Friday, Jul. 28, 1967

Dead on Arrival

As Surveyor 4 sped toward the moon's Central Bay at 5,938 m.p.h. last week, ground controllers at Pasadena's Jet Propulsion Laboratory had high hopes that the unmanned spacecraft would do everything it was told. Two earlier Surveyors had soft-landed on the moon with astonishing ease, sent back 17,465 detailed pictures showing even lunar pebbles. With a hinged aluminum arm, Surveyor 3 had also scooped up lunar soil, helped determine that the moon's surface is strong enough to bear a weight of 6 lbs. per sq. in., more than enough to support the Apollo astronaut.

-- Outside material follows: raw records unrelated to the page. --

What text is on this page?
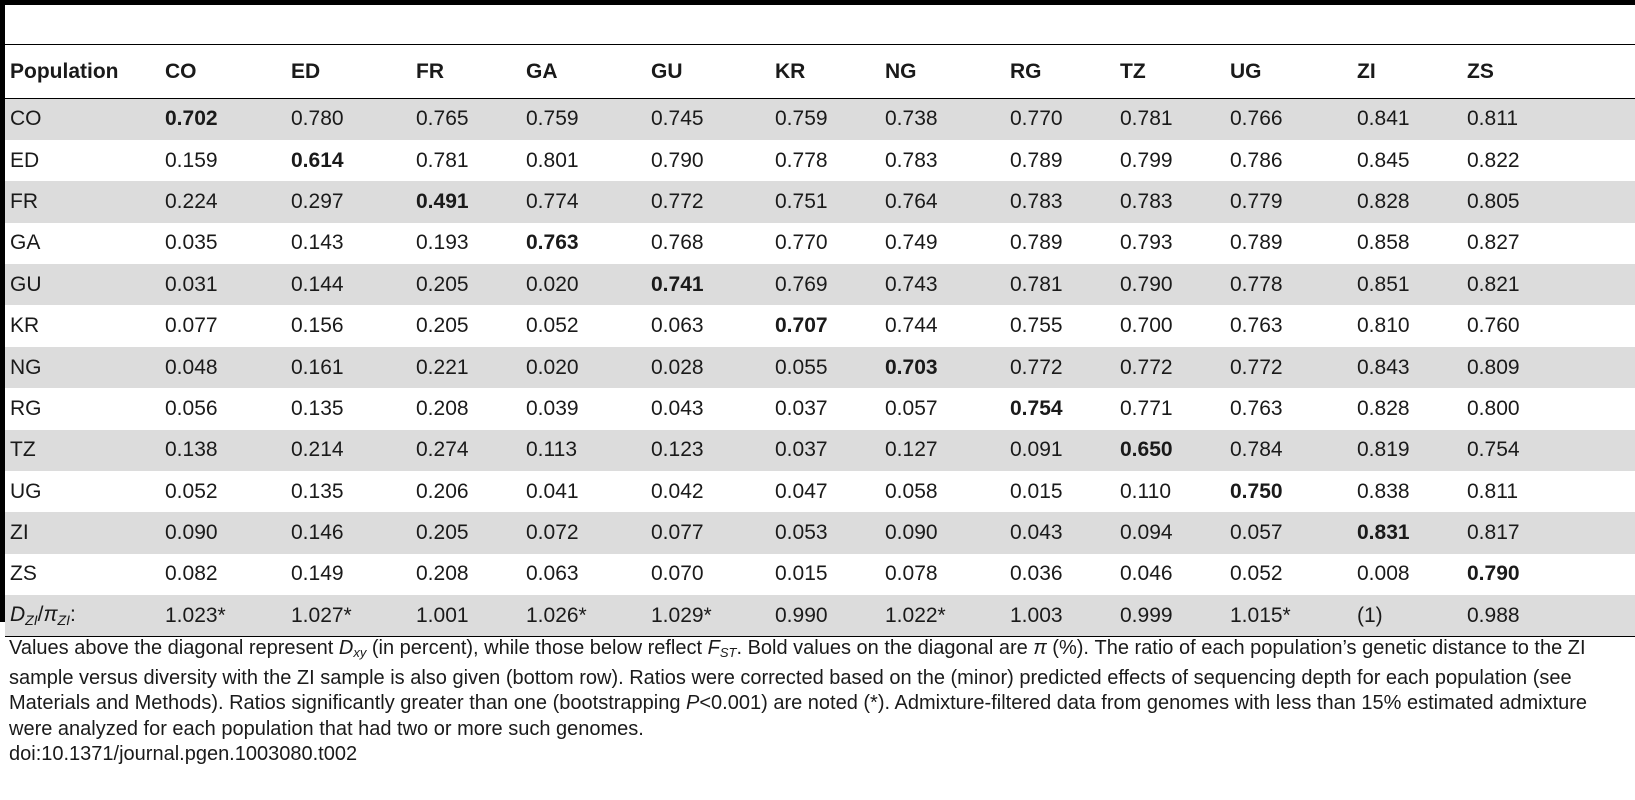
Population	CO	ED	FR	GA	GU	KR	NG	RG	TZ	UG	ZI	ZS
CO	0.702	0.780	0.765	0.759	0.745	0.759	0.738	0.770	0.781	0.766	0.841	0.811
ED	0.159	0.614	0.781	0.801	0.790	0.778	0.783	0.789	0.799	0.786	0.845	0.822
FR	0.224	0.297	0.491	0.774	0.772	0.751	0.764	0.783	0.783	0.779	0.828	0.805
GA	0.035	0.143	0.193	0.763	0.768	0.770	0.749	0.789	0.793	0.789	0.858	0.827
GU	0.031	0.144	0.205	0.020	0.741	0.769	0.743	0.781	0.790	0.778	0.851	0.821
KR	0.077	0.156	0.205	0.052	0.063	0.707	0.744	0.755	0.700	0.763	0.810	0.760
NG	0.048	0.161	0.221	0.020	0.028	0.055	0.703	0.772	0.772	0.772	0.843	0.809
RG	0.056	0.135	0.208	0.039	0.043	0.037	0.057	0.754	0.771	0.763	0.828	0.800
TZ	0.138	0.214	0.274	0.113	0.123	0.037	0.127	0.091	0.650	0.784	0.819	0.754
UG	0.052	0.135	0.206	0.041	0.042	0.047	0.058	0.015	0.110	0.750	0.838	0.811
ZI	0.090	0.146	0.205	0.072	0.077	0.053	0.090	0.043	0.094	0.057	0.831	0.817
ZS	0.082	0.149	0.208	0.063	0.070	0.015	0.078	0.036	0.046	0.052	0.008	0.790
$D_{ZI}/\pi_{ZI}$:	1.023*	1.027*	1.001	1.026*	1.029*	0.990	1.022*	1.003	0.999	1.015*	(1)	0.988

Values above the diagonal represent $D_{xy}$ (in percent), while those below reflect $F_{ST}$. Bold values on the diagonal are π (%). The ratio of each population’s genetic distance to the ZI sample versus diversity with the ZI sample is also given (bottom row). Ratios were corrected based on the (minor) predicted effects of sequencing depth for each population (see Materials and Methods). Ratios significantly greater than one (bootstrapping P<0.001) are noted (*). Admixture-filtered data from genomes with less than 15% estimated admixture were analyzed for each population that had two or more such genomes.

doi:10.1371/journal.pgen.1003080.t002
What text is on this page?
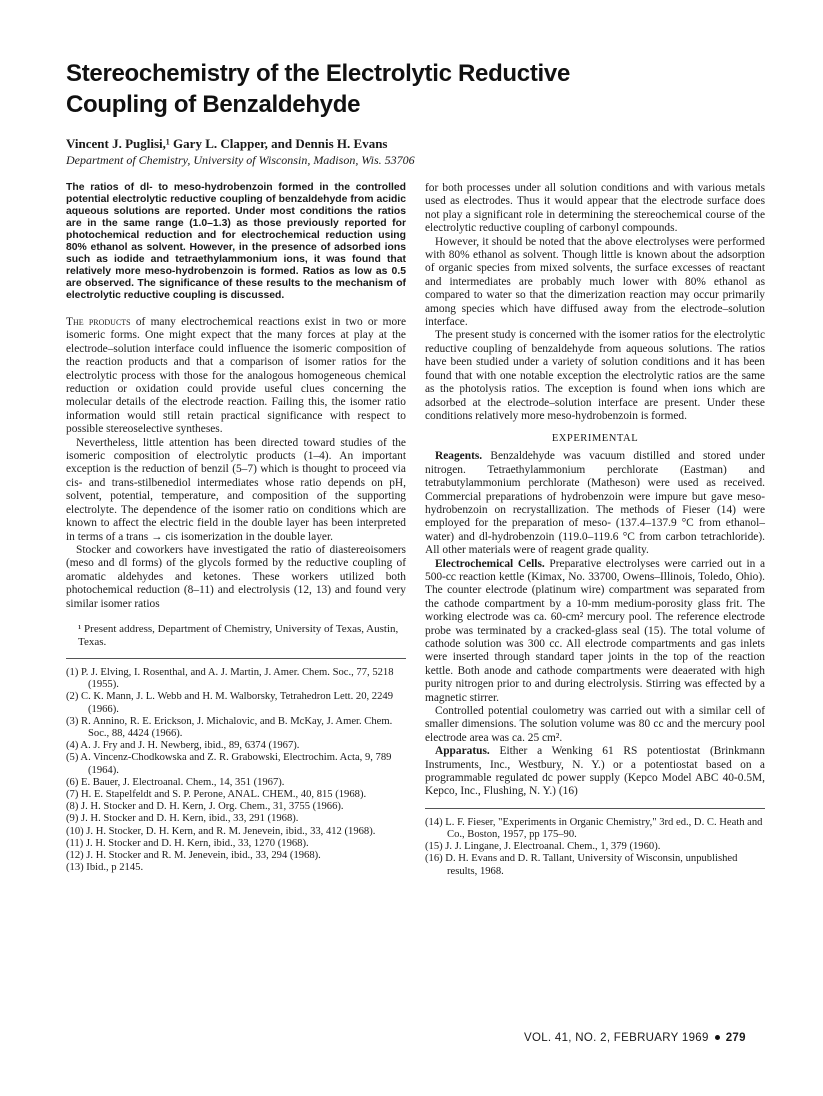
Stereochemistry of the Electrolytic Reductive
Coupling of Benzaldehyde
Vincent J. Puglisi,¹ Gary L. Clapper, and Dennis H. Evans
Department of Chemistry, University of Wisconsin, Madison, Wis. 53706

The ratios of dl- to meso-hydrobenzoin formed in the controlled potential electrolytic reductive coupling of benzaldehyde from acidic aqueous solutions are reported. Under most conditions the ratios are in the same range (1.0–1.3) as those previously reported for photochemical reduction and for electrochemical reduction using 80% ethanol as solvent. However, in the presence of adsorbed ions such as iodide and tetraethylammonium ions, it was found that relatively more meso-hydrobenzoin is formed. Ratios as low as 0.5 are observed. The significance of these results to the mechanism of electrolytic reductive coupling is discussed.

The products of many electrochemical reactions exist in two or more isomeric forms. One might expect that the many forces at play at the electrode–solution interface could influence the isomeric composition of the reaction products and that a comparison of isomer ratios for the electrolytic process with those for the analogous homogeneous chemical reduction or oxidation could provide useful clues concerning the molecular details of the electrode reaction. Failing this, the isomer ratio information would still retain practical significance with respect to possible stereoselective syntheses.

Nevertheless, little attention has been directed toward studies of the isomeric composition of electrolytic products (1–4). An important exception is the reduction of benzil (5–7) which is thought to proceed via cis- and trans-stilbenediol intermediates whose ratio depends on pH, solvent, potential, temperature, and composition of the supporting electrolyte. The dependence of the isomer ratio on conditions which are known to affect the electric field in the double layer has been interpreted in terms of a trans → cis isomerization in the double layer.

Stocker and coworkers have investigated the ratio of diastereoisomers (meso and dl forms) of the glycols formed by the reductive coupling of aromatic aldehydes and ketones. These workers utilized both photochemical reduction (8–11) and electrolysis (12, 13) and found very similar isomer ratios

¹ Present address, Department of Chemistry, University of Texas, Austin, Texas.

(1) P. J. Elving, I. Rosenthal, and A. J. Martin, J. Amer. Chem. Soc., 77, 5218 (1955).
(2) C. K. Mann, J. L. Webb and H. M. Walborsky, Tetrahedron Lett. 20, 2249 (1966).
(3) R. Annino, R. E. Erickson, J. Michalovic, and B. McKay, J. Amer. Chem. Soc., 88, 4424 (1966).
(4) A. J. Fry and J. H. Newberg, ibid., 89, 6374 (1967).
(5) A. Vincenz-Chodkowska and Z. R. Grabowski, Electrochim. Acta, 9, 789 (1964).
(6) E. Bauer, J. Electroanal. Chem., 14, 351 (1967).
(7) H. E. Stapelfeldt and S. P. Perone, ANAL. CHEM., 40, 815 (1968).
(8) J. H. Stocker and D. H. Kern, J. Org. Chem., 31, 3755 (1966).
(9) J. H. Stocker and D. H. Kern, ibid., 33, 291 (1968).
(10) J. H. Stocker, D. H. Kern, and R. M. Jenevein, ibid., 33, 412 (1968).
(11) J. H. Stocker and D. H. Kern, ibid., 33, 1270 (1968).
(12) J. H. Stocker and R. M. Jenevein, ibid., 33, 294 (1968).
(13) Ibid., p 2145.

for both processes under all solution conditions and with various metals used as electrodes. Thus it would appear that the electrode surface does not play a significant role in determining the stereochemical course of the electrolytic reductive coupling of carbonyl compounds.

However, it should be noted that the above electrolyses were performed with 80% ethanol as solvent. Though little is known about the adsorption of organic species from mixed solvents, the surface excesses of reactant and intermediates are probably much lower with 80% ethanol as compared to water so that the dimerization reaction may occur primarily among species which have diffused away from the electrode–solution interface.

The present study is concerned with the isomer ratios for the electrolytic reductive coupling of benzaldehyde from aqueous solutions. The ratios have been studied under a variety of solution conditions and it has been found that with one notable exception the electrolytic ratios are the same as the photolysis ratios. The exception is found when ions which are adsorbed at the electrode–solution interface are present. Under these conditions relatively more meso-hydrobenzoin is formed.

EXPERIMENTAL

Reagents. Benzaldehyde was vacuum distilled and stored under nitrogen. Tetraethylammonium perchlorate (Eastman) and tetrabutylammonium perchlorate (Matheson) were used as received. Commercial preparations of hydrobenzoin were impure but gave meso-hydrobenzoin on recrystallization. The methods of Fieser (14) were employed for the preparation of meso- (137.4–137.9 °C from ethanol–water) and dl-hydrobenzoin (119.0–119.6 °C from carbon tetrachloride). All other materials were of reagent grade quality.

Electrochemical Cells. Preparative electrolyses were carried out in a 500-cc reaction kettle (Kimax, No. 33700, Owens–Illinois, Toledo, Ohio). The counter electrode (platinum wire) compartment was separated from the cathode compartment by a 10-mm medium-porosity glass frit. The working electrode was ca. 60-cm² mercury pool. The reference electrode probe was terminated by a cracked-glass seal (15). The total volume of cathode solution was 300 cc. All electrode compartments and gas inlets were inserted through standard taper joints in the top of the reaction kettle. Both anode and cathode compartments were deaerated with high purity nitrogen prior to and during electrolysis. Stirring was effected by a magnetic stirrer.

Controlled potential coulometry was carried out with a similar cell of smaller dimensions. The solution volume was 80 cc and the mercury pool electrode area was ca. 25 cm².

Apparatus. Either a Wenking 61 RS potentiostat (Brinkmann Instruments, Inc., Westbury, N. Y.) or a potentiostat based on a programmable regulated dc power supply (Kepco Model ABC 40-0.5M, Kepco, Inc., Flushing, N. Y.) (16)

(14) L. F. Fieser, "Experiments in Organic Chemistry," 3rd ed., D. C. Heath and Co., Boston, 1957, pp 175–90.
(15) J. J. Lingane, J. Electroanal. Chem., 1, 379 (1960).
(16) D. H. Evans and D. R. Tallant, University of Wisconsin, unpublished results, 1968.
VOL. 41, NO. 2, FEBRUARY 1969 279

Armed with a pair of 2-in. metal bars, one of them magnetized, Surveyor 4 was designed to test the extent to which material in the moon's crust may be attracted by a magnet. In turn, this information might have yielded new clues as to whether the moon's surface features were formed by volcanic activity or by the impact of meteors.

Something went wrong. What J.P.L.'s Surveyor Project Manager Howard J. Haglund thought was "a perfectly normal flight" abruptly ended less than two seconds before Surveyor 4's retrorocket was scheduled to stop firing 40,000 ft. above the moon as all radio contact ended. The best guess at J.P.L. is that the retrorocket exploded, blasting the craft to bits. Whether that actually happened, or whether Surveyor 4 disintegrated on impact, is a mystery that may never be solved--unless astronauts some day hike to the target site and examine the wreckage.